Did you find that families felt abnormal if they don’t fit the mold? I believe that does something to the psyche of the individuals even when it’s likely that alternative family structures are the majority. I’ve talked to so many people who feel shameful when asked to describe their family.

Exactly. It seems so wrong, when we still hold up this very traditional notion of a family-a nuclear family with a mom and a dad and the kids and it’s intact. Usually the dad is the main breadwinner and we still think the ideal type is with the mom staying home and taking care of the children, especially when they’re little. But looking at the numbers, those families only represent 7 percent of all households in the United States. So a tiny, tiny portion of Americans live that way. If you take out the breadwinner, homemaker piece, because most women work today, you’re still only talking about 1 in 4 families or households with married couples who have children under the age of 18. And so it’s incredible that we still grasp on to this notion when most people are living in other ways.
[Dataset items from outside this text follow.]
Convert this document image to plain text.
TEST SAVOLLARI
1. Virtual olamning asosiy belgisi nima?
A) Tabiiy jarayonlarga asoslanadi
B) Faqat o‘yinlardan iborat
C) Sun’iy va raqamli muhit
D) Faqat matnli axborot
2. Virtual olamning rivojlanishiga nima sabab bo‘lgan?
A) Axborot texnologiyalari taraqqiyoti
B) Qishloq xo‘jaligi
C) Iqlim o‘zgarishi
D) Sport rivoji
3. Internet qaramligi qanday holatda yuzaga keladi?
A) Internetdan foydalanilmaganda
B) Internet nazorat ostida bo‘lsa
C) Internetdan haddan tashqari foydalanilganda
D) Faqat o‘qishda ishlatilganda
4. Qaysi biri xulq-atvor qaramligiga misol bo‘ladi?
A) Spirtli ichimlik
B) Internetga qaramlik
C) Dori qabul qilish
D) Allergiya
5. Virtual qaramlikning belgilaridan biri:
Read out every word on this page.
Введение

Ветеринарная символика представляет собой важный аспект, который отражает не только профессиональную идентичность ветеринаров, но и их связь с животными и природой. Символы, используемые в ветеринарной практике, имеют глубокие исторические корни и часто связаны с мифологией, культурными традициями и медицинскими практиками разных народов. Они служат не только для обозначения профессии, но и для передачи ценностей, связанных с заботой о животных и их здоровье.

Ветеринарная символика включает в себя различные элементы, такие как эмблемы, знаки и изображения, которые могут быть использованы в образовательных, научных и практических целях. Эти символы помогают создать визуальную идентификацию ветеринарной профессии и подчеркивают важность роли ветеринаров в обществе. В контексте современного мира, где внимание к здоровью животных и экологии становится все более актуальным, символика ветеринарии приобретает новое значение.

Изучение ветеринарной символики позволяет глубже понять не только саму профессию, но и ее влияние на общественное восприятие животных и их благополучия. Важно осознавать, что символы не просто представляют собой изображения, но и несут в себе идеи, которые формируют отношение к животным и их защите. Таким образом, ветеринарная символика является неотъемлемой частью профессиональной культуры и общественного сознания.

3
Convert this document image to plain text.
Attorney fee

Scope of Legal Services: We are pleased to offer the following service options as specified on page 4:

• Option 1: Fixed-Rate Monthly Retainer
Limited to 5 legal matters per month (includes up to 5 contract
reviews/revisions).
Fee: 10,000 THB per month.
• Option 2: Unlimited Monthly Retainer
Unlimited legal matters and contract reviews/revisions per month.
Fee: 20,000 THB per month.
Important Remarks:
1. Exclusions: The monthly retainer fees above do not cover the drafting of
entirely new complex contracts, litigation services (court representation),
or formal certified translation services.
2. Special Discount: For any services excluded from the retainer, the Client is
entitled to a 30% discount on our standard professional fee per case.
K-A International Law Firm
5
It’s not necessarily that people are getting divorced in higher numbers then they were. The divorce rate has been pretty stable for the last 20 years or so but it’s that people are delaying marriage later and later. We see co-habitation replacing some of the delay in marriage. People are living together, not getting married right away. They are delaying having kids, so there is much, much more diversity and we don’t really talk about it.

I was just divorced a little over a year ago myself and I’m from New York state and know a lot of divorced people and my parents are divorced. I had no idea how I would feel. I never thought I would feel that bad. But I really felt stigmatized, ashamed, and embarrassed. It seemed like people avoided me or didn’t know what to say to me or were uncomfortable. Some sociologists have talked about how the stigma about non-traditional families has declined so much that we shouldn’t really worry about it, but I disagree. My experience is that the stigma is alive and well. And in fact in more conservative religions there’s been a real backlash again non-traditional families. There’s a real focus on returning to the traditional model because that’s best. And more and more Americans are involved in new religions, evangelical-type religions that are more conservative in their orientation. When I have done research with my students on attitudes and perceptions of non-traditional families, divorce, and non-marital childbearing, there is a strong religious component. If people have strong feelings about it, it’s because of their faith.

When we’ve interviewed family members and friends about their attitudes, it seems like suddenly the people who are in the baby boom generation are more open and progressive than some younger people today. Other writers have been talking about this return, a re-stigmatization of divorce. Back when I was growing up there were shows on TV about single moms like One Day at a Time and Alice and it was more positive. Today I don’t really see much movement even though the numbers say different. I think that’s bad for people. It’s troubling because so many people then who aren’t living in the traditional model, especially kids, might feel bad. For instance, my preschool cannot grasp the idea that they need to give us two copies of the calendar. I have to remind them every time.

From a purely demographic prospective you would think we would be much farther along. But the United States is different than a lot of European countries where people are much more accepting and they have much more progressive ideas of family life-co-habitation rates are higher, divorce rates are higher, marriage rates are lower, fertility rates are lower. Yet we are supposed to be the world leaders. We are supposedly the leader of all the industrialized countries and yet we seem really backward in many ways.